Even though cancer seems to be a curse, its gloomy tendency in the biotech market cannot be overemphasized. The Food and Drug Administration of the United States has approved immunotherapy drugs for the treatment of lung cancer, bladder cancer, prostate cancer, kidney cancer, melanoma, head and neck cancer, leukaemia, and lymphoma. According to the Financial Times, about 20% out of 30% of patients treated with immunotherapies responded well. The Cancer Research Institute (CRI) has revealed the potential of cell therapy medications (especially immunotherapy drugs) in treating other types of cancer, with more investment and time. In other words, immunotherapy has the potential to save millions of lives annually if pharma companies and individual investors invest more in it as immunotherapy treatments for other cancers such as pancreatic and breast cancer, etc. are currently in development.

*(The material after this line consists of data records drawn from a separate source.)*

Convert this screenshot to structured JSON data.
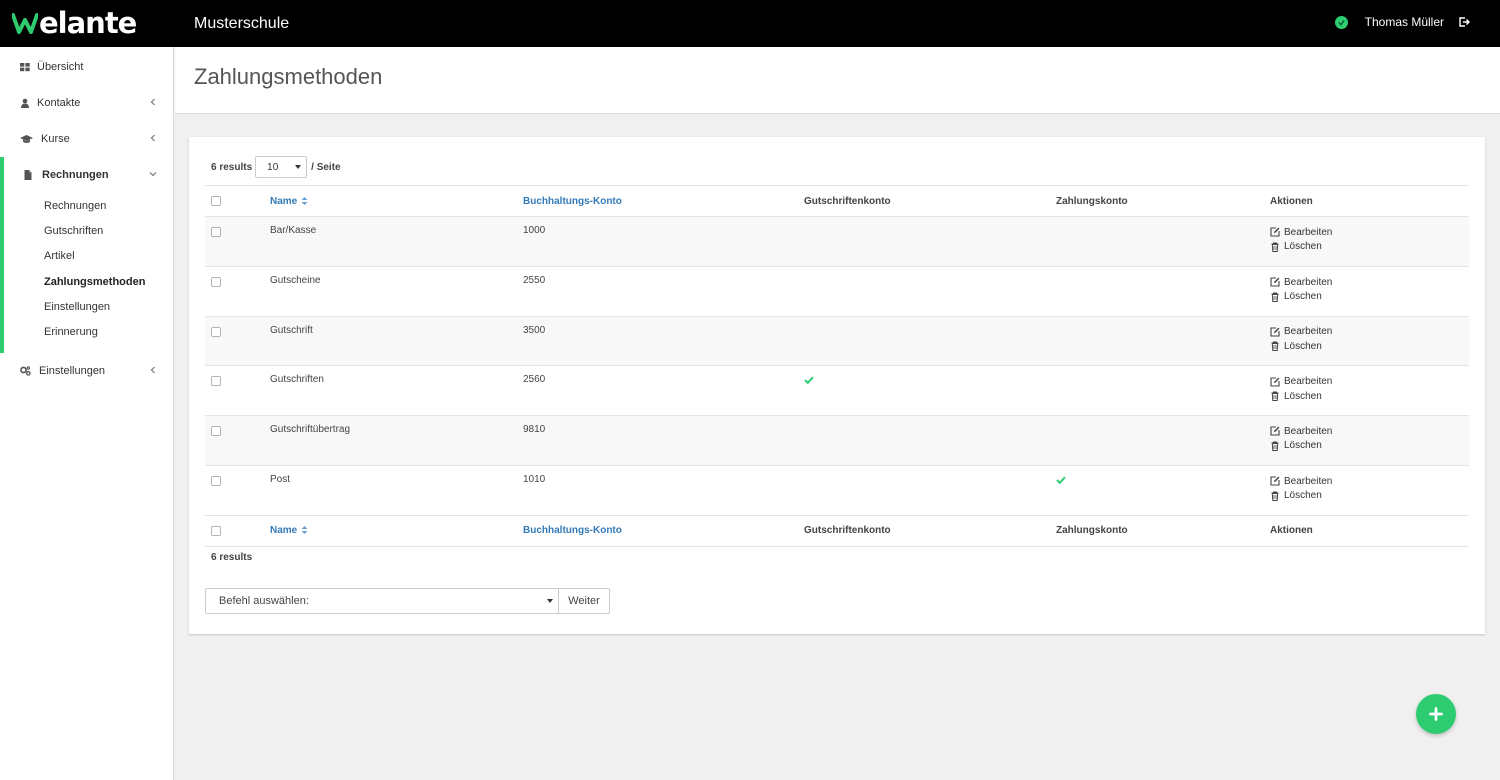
{
  "brand": {
    "logo_text": "elante",
    "school": "Musterschule"
  },
  "user": {
    "name": "Thomas Müller"
  },
  "colors": {
    "accent": "#2ecc71",
    "link": "#337ab7",
    "topbar": "#000000"
  },
  "sidebar": {
    "items": [
      {
        "label": "Übersicht",
        "icon": "dashboard-icon"
      },
      {
        "label": "Kontakte",
        "icon": "user-icon"
      },
      {
        "label": "Kurse",
        "icon": "graduation-cap-icon"
      },
      {
        "label": "Rechnungen",
        "icon": "document-icon",
        "children": [
          "Rechnungen",
          "Gutschriften",
          "Artikel",
          "Zahlungsmethoden",
          "Einstellungen",
          "Erinnerung"
        ]
      },
      {
        "label": "Einstellungen",
        "icon": "gears-icon"
      }
    ],
    "current_child": "Zahlungsmethoden"
  },
  "page": {
    "title": "Zahlungsmethoden"
  },
  "table": {
    "results_label": "6 results",
    "per_page_value": "10",
    "per_page_suffix": "/ Seite",
    "columns": [
      "Name",
      "Buchhaltungs-Konto",
      "Gutschriftenkonto",
      "Zahlungskonto",
      "Aktionen"
    ],
    "rows": [
      {
        "name": "Bar/Kasse",
        "konto": "1000",
        "gutschriftenkonto": false,
        "zahlungskonto": false
      },
      {
        "name": "Gutscheine",
        "konto": "2550",
        "gutschriftenkonto": false,
        "zahlungskonto": false
      },
      {
        "name": "Gutschrift",
        "konto": "3500",
        "gutschriftenkonto": false,
        "zahlungskonto": false
      },
      {
        "name": "Gutschriften",
        "konto": "2560",
        "gutschriftenkonto": true,
        "zahlungskonto": false
      },
      {
        "name": "Gutschriftübertrag",
        "konto": "9810",
        "gutschriftenkonto": false,
        "zahlungskonto": false
      },
      {
        "name": "Post",
        "konto": "1010",
        "gutschriftenkonto": false,
        "zahlungskonto": true
      }
    ],
    "actions": {
      "edit": "Bearbeiten",
      "delete": "Löschen"
    },
    "results_bottom": "6 results"
  },
  "bulk": {
    "select_placeholder": "Befehl auswählen:",
    "submit_label": "Weiter"
  }
}
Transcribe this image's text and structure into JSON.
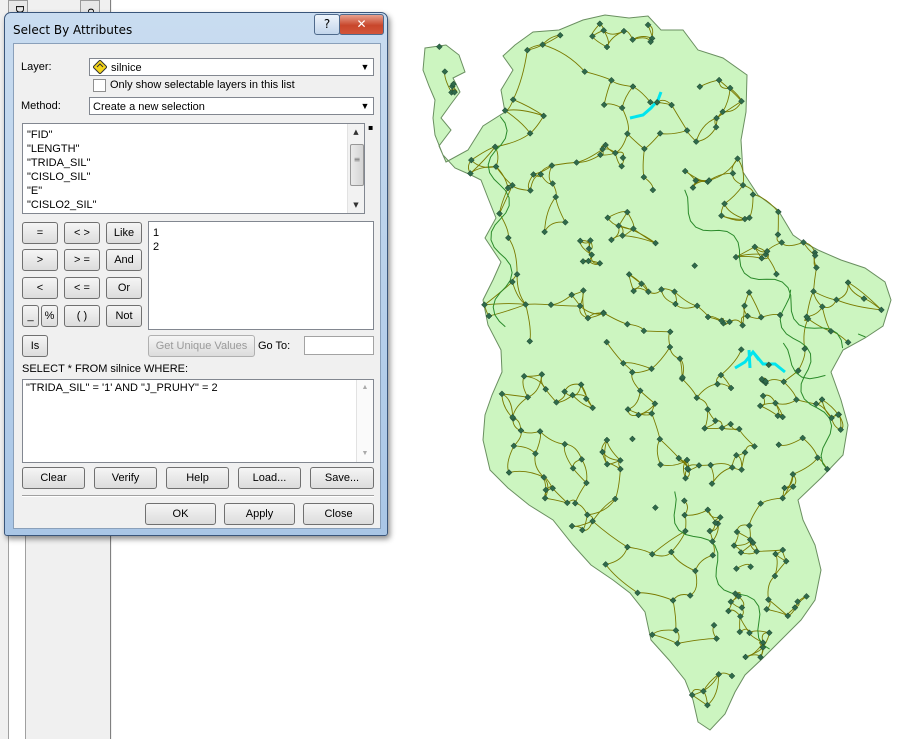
{
  "left_panel": {
    "tabs": [
      "D A",
      "oo"
    ]
  },
  "dialog": {
    "title": "Select By Attributes",
    "title_help_label": "?",
    "title_close_label": "✕",
    "layer_label": "Layer:",
    "layer_value": "silnice",
    "only_selectable_label": "Only show selectable layers in this list",
    "method_label": "Method:",
    "method_value": "Create a new selection",
    "fields": [
      "\"FID\"",
      "\"LENGTH\"",
      "\"TRIDA_SIL\"",
      "\"CISLO_SIL\"",
      "\"E\"",
      "\"CISLO2_SIL\""
    ],
    "operators": {
      "eq": "=",
      "ne": "< >",
      "like": "Like",
      "gt": ">",
      "ge": "> =",
      "and": "And",
      "lt": "<",
      "le": "< =",
      "or": "Or",
      "underscore": "_",
      "percent": "%",
      "parens": "( )",
      "not": "Not",
      "is": "Is"
    },
    "unique_values": [
      "1",
      "2"
    ],
    "get_unique_values_label": "Get Unique Values",
    "goto_label": "Go To:",
    "goto_value": "",
    "sql_prefix": "SELECT * FROM silnice WHERE:",
    "sql_expression": "\"TRIDA_SIL\" = '1' AND \"J_PRUHY\" = 2",
    "buttons": {
      "clear": "Clear",
      "verify": "Verify",
      "help": "Help",
      "load": "Load...",
      "save": "Save...",
      "ok": "OK",
      "apply": "Apply",
      "close": "Close"
    }
  },
  "map": {
    "layer_fill": "#ccf5c0",
    "road_color": "#7a7a00",
    "river_color": "#2a8a2a",
    "node_color": "#2f6a4a",
    "selected_road_color": "#00e5ee"
  }
}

Currently, only six immunotherapies are approved for use to treat cancer. Though it takes a while for organisations such as the Food and Drug Administration to approve new treatments, only a few pharmaceutical companies have shown a keen interest in investing in these novel treatments. The CRI has pegged immunotherapies trials that are currently in progress to about 3,000. Kymriah, presently in use for the treatment of leukaemia, was the first approved CAR-T cell therapy developed by Novartis AG. Despite its development costs running to about $1 billion, it still has a more substantial reward. The drug has been projected by analysts to make about $159 million revenues in 2018 alone and more in subsequent years.
The recent public offerings of companies such as Kite Pharma and Bluebird Bio are an attestation to the potential of the immunotherapy market as a growing area of interest for investors. The top six CAR-T companies were valued at about $962 million between 2013 and May 2015. Currently, these companies worth over $30 billion in combination. Thus, the reason for the growing interest in these companies has become abundantly clear. By 2020, the cancer treatment industry is projected to top about $150 billion. Therefore, real pharma giants now bank on immunotherapy as the current successful cancer solution.